OVERVIEW: What every practitioner needs to know
Are you sure your patient has viral meningitis? What are the typical findings for this disease?
Fever plus headache in older patients, irritability in young infants
Altered mental status and stiff neck, seizures less common
Cerebrospinal fluid shows lymphocytic pleocytosis; normal CSF may be seen in neonates with enterovirus or parechovirus meningitis
The majority of cases occur in summer or early fall, and are caused by nonpolio enteroviruses, usually echoviruses or Coxsackie viruses.
Herpes virus type 2 and arboviruses (West Nile, eastern equine encephalitis, western equine encephalitis, St.
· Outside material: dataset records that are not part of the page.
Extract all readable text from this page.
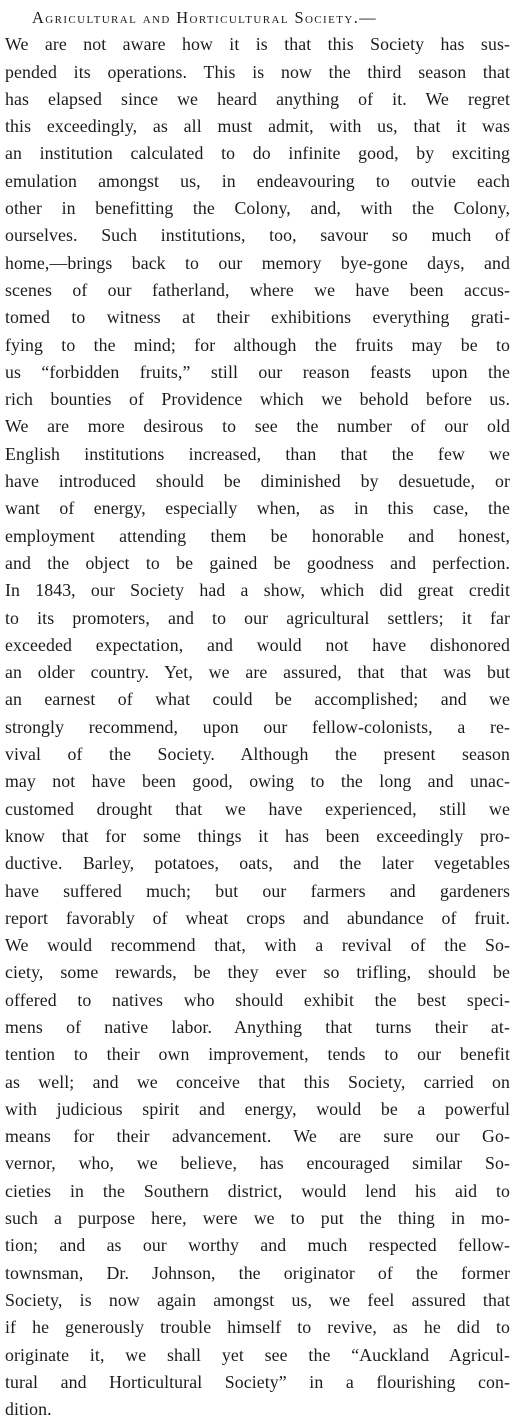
Agricultural and Horticultural Society.—
We are not aware how it is that this Society has sus-
pended its operations. This is now the third season that
has elapsed since we heard anything of it. We regret
this exceedingly, as all must admit, with us, that it was
an institution calculated to do infinite good, by exciting
emulation amongst us, in endeavouring to outvie each
other in benefitting the Colony, and, with the Colony,
ourselves. Such institutions, too, savour so much of
home,—brings back to our memory bye-gone days, and
scenes of our fatherland, where we have been accus-
tomed to witness at their exhibitions everything grati-
fying to the mind; for although the fruits may be to
us “forbidden fruits,” still our reason feasts upon the
rich bounties of Providence which we behold before us.
We are more desirous to see the number of our old
English institutions increased, than that the few we
have introduced should be diminished by desuetude, or
want of energy, especially when, as in this case, the
employment attending them be honorable and honest,
and the object to be gained be goodness and perfection.
In 1843, our Society had a show, which did great credit
to its promoters, and to our agricultural settlers; it far
exceeded expectation, and would not have dishonored
an older country. Yet, we are assured, that that was but
an earnest of what could be accomplished; and we
strongly recommend, upon our fellow-colonists, a re-
vival of the Society. Although the present season
may not have been good, owing to the long and unac-
customed drought that we have experienced, still we
know that for some things it has been exceedingly pro-
ductive. Barley, potatoes, oats, and the later vegetables
have suffered much; but our farmers and gardeners
report favorably of wheat crops and abundance of fruit.
We would recommend that, with a revival of the So-
ciety, some rewards, be they ever so trifling, should be
offered to natives who should exhibit the best speci-
mens of native labor. Anything that turns their at-
tention to their own improvement, tends to our benefit
as well; and we conceive that this Society, carried on
with judicious spirit and energy, would be a powerful
means for their advancement. We are sure our Go-
vernor, who, we believe, has encouraged similar So-
cieties in the Southern district, would lend his aid to
such a purpose here, were we to put the thing in mo-
tion; and as our worthy and much respected fellow-
townsman, Dr. Johnson, the originator of the former
Society, is now again amongst us, we feel assured that
if he generously trouble himself to revive, as he did to
originate it, we shall yet see the “Auckland Agricul-
tural and Horticultural Society” in a flourishing con-
dition.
Louis encephalitis, California encephalitis, Colorado tick fever) are additional, less frequent causes of viral meningitis or meningoencephalitis.
Parechovirus is now recognized as a pathogen in young infants. Many infants present with a sepsis like illness with high fever; the CSF is generally acellular.
Lymphocytic choriomeningitis virus (LCM), mumps, and poliovirus are rare causes of viral meningitis in the United States. Very rarely, respiratory viruses (adenovirus, influenza, parainfluenza virus) or other herpes viruses (human herpesvirus-6, Epstein-Barr, varicella zoster, cytomegalovirus) have been associated with neurologic manifestations and CSF pleocytosis.
Mumps meningitis should be suspected in an under-immunized or unimmunized child, particularly if he or she has recently traveled outside of the United States. Herpes simplex virus type 2 meningitis may occur in the setting of primary genital herpes; it is most common in adolescent girls. Varicella zoster virus can be associated with meningoencephalitis.
In August, 2014, a large outbreak of enterovirus D-68 respiratory tract infection was noted across the United States. During the time frame of the widespread outbreak, a neurologic illness characterized by acute limb weakness with MRI brain and spinal cord changes limited to gray matter and reminiscent of poliovirus infection was reported. CSF pleocytosis with predominantly lymphocytes was noted in most patients.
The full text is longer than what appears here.